Soli @ I Believe in Butter says:

I’m sorry to be getting to this post a few days after it would have been handy. My sleep hasn’t been great recently, plus I had a relapse of the fatigue I was dealing with last fall. This week my goal has been to get at least seven hours of sleep each night and I did. One thing I take to help is melatonin. Vitamin B6. It’s supposed to help with the sleep, and certainly does for me. This time of year is also difficult for me sleep-wise, because the transitions into spring and fall always mess up my rhythms. Summer, no problem, I need less sleep then. Winter, again no problem, since I want to hibernate.


On the upside, it’s probably a good thing that your body is so in tune with the seasons. I never stopped to notice if my body needs more sleep in the summer or when I’ve lived in tropical climates. I just recently realized why I slept for such long hours when I was in Scotland. My body naturally slept for nine solid hours a night and I woke up feeling like I was on a different planet.
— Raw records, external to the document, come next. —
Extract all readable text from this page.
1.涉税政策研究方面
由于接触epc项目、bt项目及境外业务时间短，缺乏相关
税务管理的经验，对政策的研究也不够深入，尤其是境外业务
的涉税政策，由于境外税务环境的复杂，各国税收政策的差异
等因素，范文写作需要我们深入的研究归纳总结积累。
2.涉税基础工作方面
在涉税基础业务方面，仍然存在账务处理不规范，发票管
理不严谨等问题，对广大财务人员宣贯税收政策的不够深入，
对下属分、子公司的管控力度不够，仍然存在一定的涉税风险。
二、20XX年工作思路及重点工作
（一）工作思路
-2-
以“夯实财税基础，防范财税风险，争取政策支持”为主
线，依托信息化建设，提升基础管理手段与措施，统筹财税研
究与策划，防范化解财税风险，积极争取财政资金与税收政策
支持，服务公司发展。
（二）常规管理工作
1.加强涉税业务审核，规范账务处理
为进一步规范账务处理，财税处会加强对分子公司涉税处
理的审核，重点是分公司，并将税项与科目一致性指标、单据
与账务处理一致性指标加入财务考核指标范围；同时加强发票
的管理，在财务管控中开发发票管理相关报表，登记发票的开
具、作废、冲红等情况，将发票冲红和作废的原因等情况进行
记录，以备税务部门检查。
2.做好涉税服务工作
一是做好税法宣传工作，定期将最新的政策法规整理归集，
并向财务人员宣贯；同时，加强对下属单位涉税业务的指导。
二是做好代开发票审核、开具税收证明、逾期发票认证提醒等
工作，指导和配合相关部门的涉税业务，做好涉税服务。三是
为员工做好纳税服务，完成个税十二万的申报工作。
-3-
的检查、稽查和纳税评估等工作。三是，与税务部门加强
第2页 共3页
Have you tried 5-HTP? In The Mood Cure, she recommends it in place of melatonin (5-HTP is the building block for melatonin).
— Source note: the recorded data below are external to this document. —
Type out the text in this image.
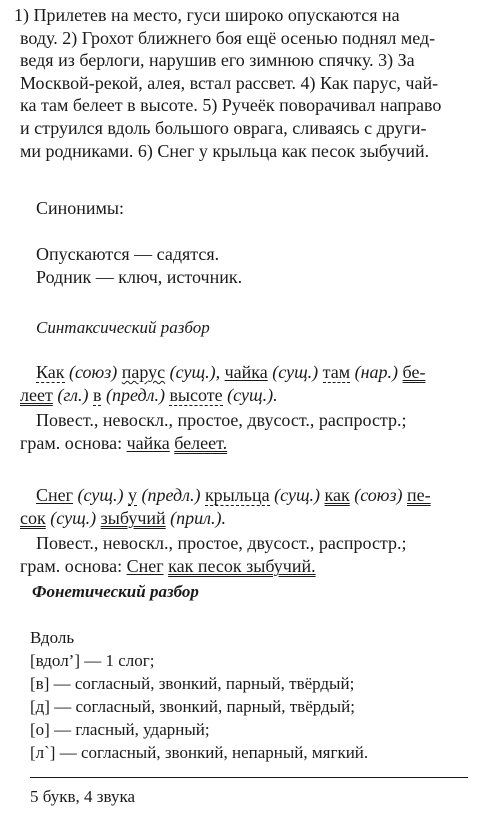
1) Прилетев на место, гуси широко опускаются на
воду. 2) Грохот ближнего боя ещё осенью поднял мед-
ведя из берлоги, нарушив его зимнюю спячку. 3) За
Москвой-рекой, алея, встал рассвет. 4) Как парус, чай-
ка там белеет в высоте. 5) Ручеёк поворачивал направо
и струился вдоль большого оврага, сливаясь с други-
ми родниками. 6) Снег у крыльца как песок зыбучий.
Синонимы:
Опускаются — садятся.
Родник — ключ, источник.
Синтаксический разбор
Как (союз) парус (сущ.), чайка (сущ.) там (нар.) бе-
леет (гл.) в (предл.) высоте (сущ.).
Повест., невоскл., простое, двусост., распростр.;
грам. основа: чайка белеет.
Снег (сущ.) у (предл.) крыльца (сущ.) как (союз) пе-
сок (сущ.) зыбучий (прил.).
Повест., невоскл., простое, двусост., распростр.;
грам. основа: Снег как песок зыбучий.
Фонетический разбор
Вдоль
[вдол’] — 1 слог;
[в] — согласный, звонкий, парный, твёрдый;
[д] — согласный, звонкий, парный, твёрдый;
[о] — гласный, ударный;
[л`] — согласный, звонкий, непарный, мягкий.
5 букв, 4 звука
Soli @ I Believe in Butter says:

I took 5-HTP for many years to help with my depression issues, and just took myself off it last December. Had read that taking it for too long (and oh yes I did for many years) it can lead to the brain not able to produce the amino acids for itself. There has not been much change in my sleep issues with its removal, and thankfully am managing just fine with the depression issues

I really want to read The Mood Cure, because I am sure there are other amino acids I can use in the short term to help out.
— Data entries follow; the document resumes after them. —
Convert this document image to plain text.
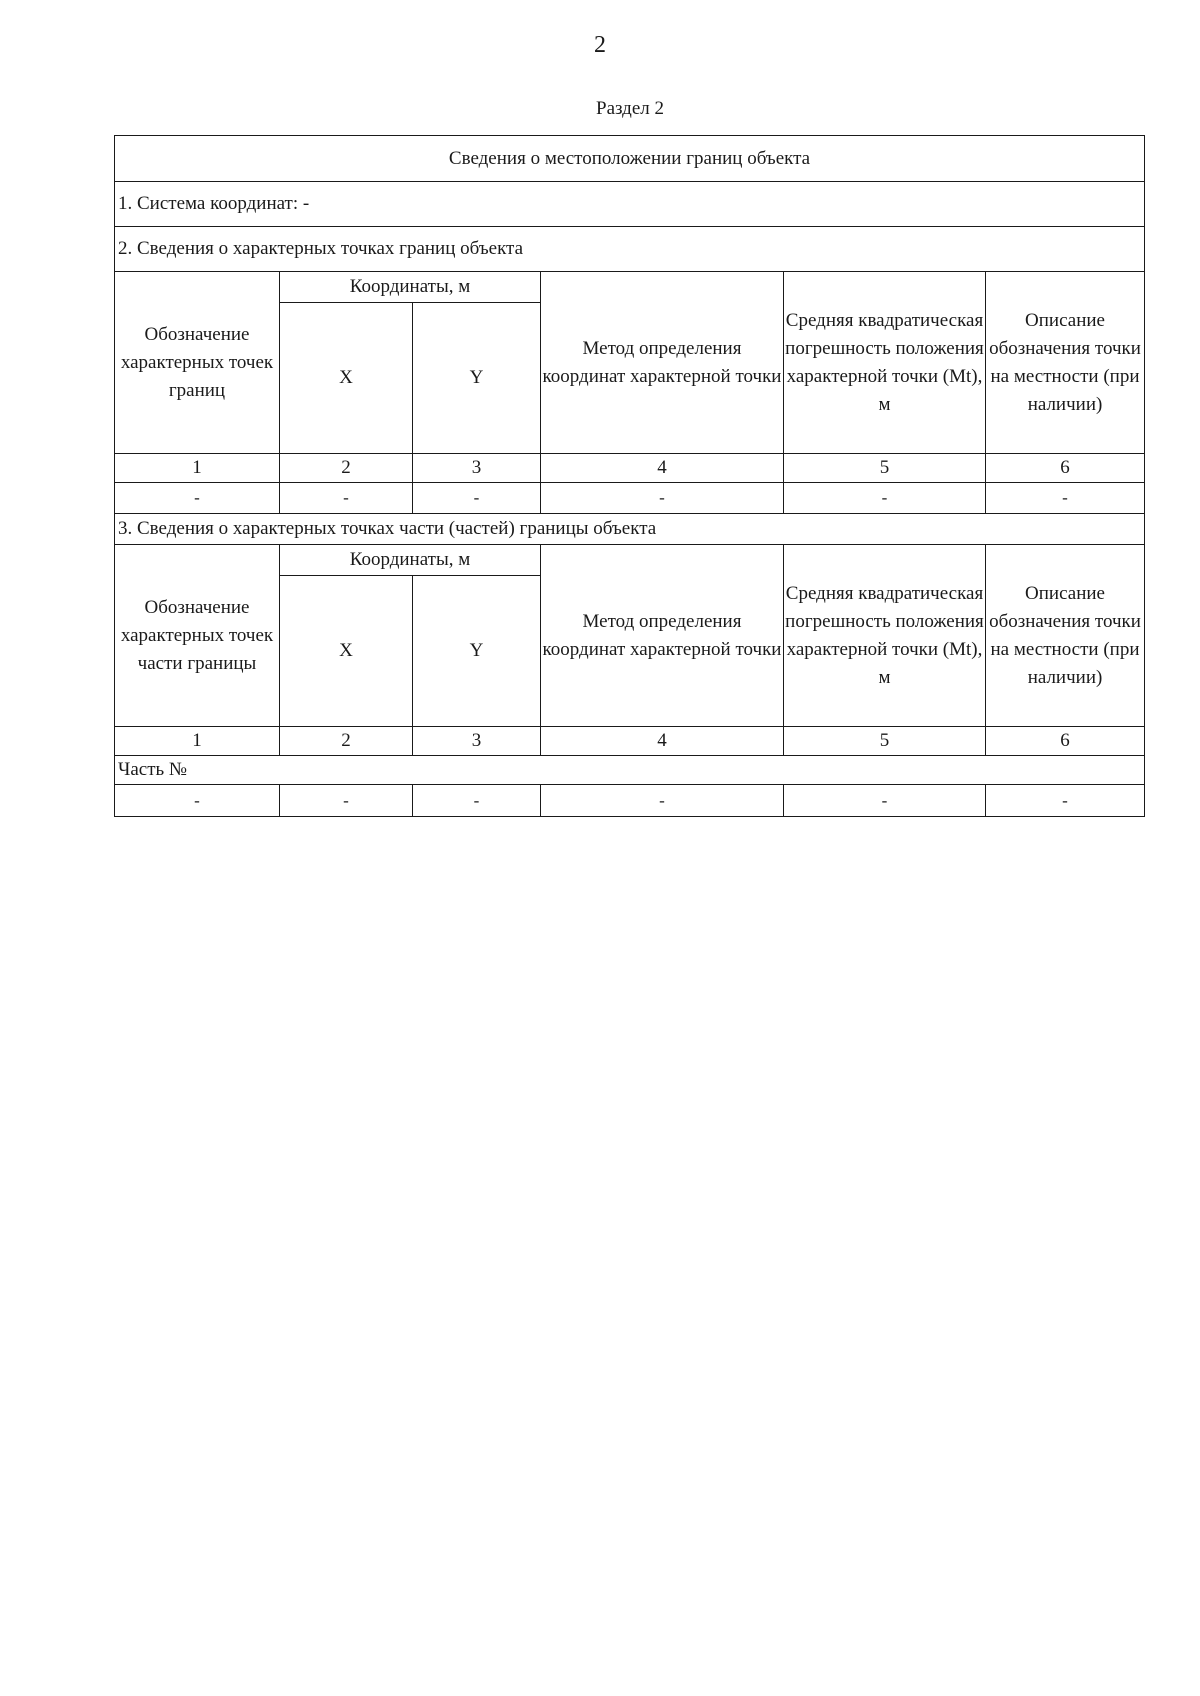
2
Раздел 2
Сведения о местоположении границ объекта					
1. Система координат: -					
2. Сведения о характерных точках границ объекта					
Обозначение характерных точек границ	Координаты, м		Метод определения координат характерной точки	Средняя квадратическая погрешность положения характерной точки (Mt), м	Описание обозначения точки на местности (при наличии)
	X	Y			
1	2	3	4	5	6
-	-	-	-	-	-
3. Сведения о характерных точках части (частей) границы объекта					
Обозначение характерных точек части границы	Координаты, м		Метод определения координат характерной точки	Средняя квадратическая погрешность положения характерной точки (Mt), м	Описание обозначения точки на местности (при наличии)
	X	Y			
1	2	3	4	5	6
Часть №					
-	-	-	-	-	-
Yes, it’s THE book to read as far as I’m concerned for that sort of thing. She takes depression and divides it into different types of depression (anxious feeling, listless feeling, etc) and then talks about specific amino acids for each type. There is a questionnaire that helps you figure out which type(s) is relevant for you. The book is very practical, with detailed instructions for the treatments and several “resource kits” for specific problems (i.e. sleep issues, hormonal imbalance). She does advise that you don’t have to use amino acid supplements for a long time. I came away with the impression that you would only need them for a few months until the body is rebalanced.

Maria says:

Has anyone tried hypoxi treining?


Hi, Maria. One of my fellow cellulite investigators had good things to say about it. You can read her comment here. Have you tried it or are you thinking of trying it?